Przypomnijmy, że wiązały się one z niemieckimi planami germanizacji terenów wcielonych do III Rzeszy po agresji na Polskę w 1939 roku. Władze okupacyjne prowadziły tzw. politykę umacniania niemczyzny, w ramach której starano się na terenach zamieszkałych przez ludność polską osiedlać w ramach akcji Heim ins Reich kolonistów niemieckich, ściąganych na podstawie umów z Rosją i Rumunią ze wschodu Europy.
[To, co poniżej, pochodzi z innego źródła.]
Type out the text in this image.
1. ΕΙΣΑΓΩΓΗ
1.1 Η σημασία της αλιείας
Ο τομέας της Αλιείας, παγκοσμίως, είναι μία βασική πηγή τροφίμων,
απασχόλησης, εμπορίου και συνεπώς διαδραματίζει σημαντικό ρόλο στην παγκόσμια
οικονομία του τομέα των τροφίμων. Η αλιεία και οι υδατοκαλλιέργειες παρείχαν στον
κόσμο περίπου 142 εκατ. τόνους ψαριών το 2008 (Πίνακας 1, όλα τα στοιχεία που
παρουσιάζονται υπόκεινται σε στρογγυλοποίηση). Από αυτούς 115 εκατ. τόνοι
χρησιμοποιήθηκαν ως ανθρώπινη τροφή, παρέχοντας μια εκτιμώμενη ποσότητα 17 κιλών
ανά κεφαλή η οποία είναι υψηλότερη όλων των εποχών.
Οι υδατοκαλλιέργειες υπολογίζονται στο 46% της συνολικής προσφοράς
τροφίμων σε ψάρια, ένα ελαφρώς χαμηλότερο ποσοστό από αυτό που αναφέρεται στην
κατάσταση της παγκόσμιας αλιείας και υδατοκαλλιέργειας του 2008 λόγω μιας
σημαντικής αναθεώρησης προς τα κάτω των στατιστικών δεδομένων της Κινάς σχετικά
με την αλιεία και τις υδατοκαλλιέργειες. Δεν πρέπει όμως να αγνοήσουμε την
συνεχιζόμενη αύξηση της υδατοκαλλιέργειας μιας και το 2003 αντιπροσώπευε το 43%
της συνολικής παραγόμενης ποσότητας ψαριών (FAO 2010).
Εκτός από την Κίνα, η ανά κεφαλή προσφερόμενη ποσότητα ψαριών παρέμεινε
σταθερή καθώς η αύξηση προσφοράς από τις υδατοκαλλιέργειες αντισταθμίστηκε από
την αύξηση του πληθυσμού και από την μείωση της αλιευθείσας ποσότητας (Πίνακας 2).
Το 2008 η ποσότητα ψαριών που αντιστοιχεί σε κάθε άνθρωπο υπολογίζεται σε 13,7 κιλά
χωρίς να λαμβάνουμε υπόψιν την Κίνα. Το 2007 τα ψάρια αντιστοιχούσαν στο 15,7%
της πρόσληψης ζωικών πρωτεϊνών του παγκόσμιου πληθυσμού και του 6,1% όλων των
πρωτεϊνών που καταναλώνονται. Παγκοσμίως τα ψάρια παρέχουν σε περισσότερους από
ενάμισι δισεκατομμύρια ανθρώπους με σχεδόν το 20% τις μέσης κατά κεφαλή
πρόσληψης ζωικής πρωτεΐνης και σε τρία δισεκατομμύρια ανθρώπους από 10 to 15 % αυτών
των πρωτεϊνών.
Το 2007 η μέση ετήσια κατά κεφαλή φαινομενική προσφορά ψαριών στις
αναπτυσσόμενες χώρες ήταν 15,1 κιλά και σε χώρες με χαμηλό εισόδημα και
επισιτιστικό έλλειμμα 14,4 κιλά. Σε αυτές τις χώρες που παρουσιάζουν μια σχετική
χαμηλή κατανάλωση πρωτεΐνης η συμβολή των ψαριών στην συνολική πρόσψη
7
Akcję wysiedleńczą rozpoczęto 22 września 1940 roku o 5 rano, kiedy to policja otaczała wybraną wieś, a do poszczególnych domów wchodzili policjanci, informując gospodarzy o konieczności opuszczenia domu w ciągu 20 minut. Mieszkańcom odbierano pieniądze, inwentarz i wartościowe przedmioty, pozwalając zabrać tylko odzież i jedzenie. Wysiedlonych odprowadzano do tzw. punktów zbornych w Żywcu, Rajczy lub Suchej, gdzie odbierano im pozostałe wartościowe przedmioty i poddawano selekcji pod względem „rasowym”, oddzielając osoby „wartościowe rasowo” od pozostałych.
Według niemieckich przepisów wysiedleni powinni otrzymywać przez 14 dni żywność i środki do życia, w praktyce natomiast okradani byli z resztek dobytku. Z punktów zbornych prowadzono wysiedlonych grupami po 40 osób piechotą na stacje kolejowe. Czterdziestoosobowe grupy odpowiadały ilości ludzi mieszczących się w jednym wagonie, a cały transport wysiedlonych obejmował zwykle około 1000 osób.